金钱饶孔雀,锦段落山鸡。
王子调清管,天人降紫泥。
岂无云路分,相望不应迷。”
谭健回道。
“这诗是李商隐的,名为《鸾凤》。”林宇轻声呢喃道。
“对!对!”谭健连连点头,“看来,您一定读过不少书……”
《鸾凤》这首诗,并不常见,一般人并不知道,当时谭健在听到这首诗的时候,并不知道这诗的作者和题目,而且,他身边的警员也很少知道,后来上网一查才查出来的。
而林宇一下子就说了出来,这足以证明林宇的阅读量不一般。
林宇只是没上过学,但并不代表他没文化,他从小到大读过很多书。
“开成四年,李商隐为秘书省校书郎,不久调为弘农尉,虽然县尉与校书郎的品级差不多,但远离权力的中心。
李商隐在弘农任职期间很不顺利,因为替死囚减刑,而受到上司陕虢观察使孙简的责难,因而李商隐感到非常屈辱,难以忍受,最终以请长假的方式辞职。
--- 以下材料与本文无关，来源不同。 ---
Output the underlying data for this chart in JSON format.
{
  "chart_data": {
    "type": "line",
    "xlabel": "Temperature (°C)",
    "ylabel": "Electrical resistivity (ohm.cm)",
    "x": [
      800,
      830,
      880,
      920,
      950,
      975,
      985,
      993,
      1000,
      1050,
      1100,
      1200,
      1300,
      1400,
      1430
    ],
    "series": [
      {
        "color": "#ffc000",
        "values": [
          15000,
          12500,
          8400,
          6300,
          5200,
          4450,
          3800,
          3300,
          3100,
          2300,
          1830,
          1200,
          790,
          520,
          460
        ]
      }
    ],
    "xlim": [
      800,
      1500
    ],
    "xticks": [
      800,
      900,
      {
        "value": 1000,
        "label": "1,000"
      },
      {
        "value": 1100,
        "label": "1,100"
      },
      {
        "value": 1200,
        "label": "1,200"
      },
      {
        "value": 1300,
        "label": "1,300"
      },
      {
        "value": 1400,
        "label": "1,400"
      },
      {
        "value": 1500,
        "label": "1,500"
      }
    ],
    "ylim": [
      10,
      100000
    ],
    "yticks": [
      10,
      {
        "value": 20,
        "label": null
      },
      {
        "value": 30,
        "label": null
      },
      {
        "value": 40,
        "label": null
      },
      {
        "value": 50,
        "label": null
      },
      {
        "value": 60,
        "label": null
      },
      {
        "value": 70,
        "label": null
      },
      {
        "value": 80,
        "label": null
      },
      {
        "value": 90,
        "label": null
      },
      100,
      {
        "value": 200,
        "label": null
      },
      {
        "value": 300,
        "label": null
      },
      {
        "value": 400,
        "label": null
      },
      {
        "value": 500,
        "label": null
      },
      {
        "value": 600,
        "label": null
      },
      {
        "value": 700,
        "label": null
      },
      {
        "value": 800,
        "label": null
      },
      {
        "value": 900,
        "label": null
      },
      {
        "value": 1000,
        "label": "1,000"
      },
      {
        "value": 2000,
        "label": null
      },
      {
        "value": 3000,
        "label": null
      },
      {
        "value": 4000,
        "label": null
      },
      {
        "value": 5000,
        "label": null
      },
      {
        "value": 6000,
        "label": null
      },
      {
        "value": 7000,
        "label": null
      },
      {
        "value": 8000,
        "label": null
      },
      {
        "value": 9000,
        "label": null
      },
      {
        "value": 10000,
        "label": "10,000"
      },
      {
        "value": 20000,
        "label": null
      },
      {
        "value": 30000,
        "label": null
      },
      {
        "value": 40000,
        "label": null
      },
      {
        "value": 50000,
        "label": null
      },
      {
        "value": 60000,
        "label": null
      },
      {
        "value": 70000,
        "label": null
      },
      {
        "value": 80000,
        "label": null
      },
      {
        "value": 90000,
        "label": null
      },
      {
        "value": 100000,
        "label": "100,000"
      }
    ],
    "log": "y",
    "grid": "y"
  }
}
凑巧的是,在此前后孙简正好被调走,接任的姚合设法缓和了紧张的局面,在他的劝慰下,李商隐勉强留了下来,但他此刻已经没有心情继续工作,开成五年,再次辞职并得到获准。
两年之后,李商隐以书判拔萃,被重新提拔做秘书省正字,这首诗就是以此背景写出来的。”谭健介绍道。
“首联说的是,秘书省那些旧朋友不知今在何处;凤不栖枯桐,我已不再是尉职!
颔联说的是,如今是非颠倒,凤之价值反不若孔雀,凤之文采反落后于山鸡。
颈联说的是,仙人王子晋或许正在调笙作凤鸣,召凤之机会已到;皇上也将下诏求贤,我则置身青云有望。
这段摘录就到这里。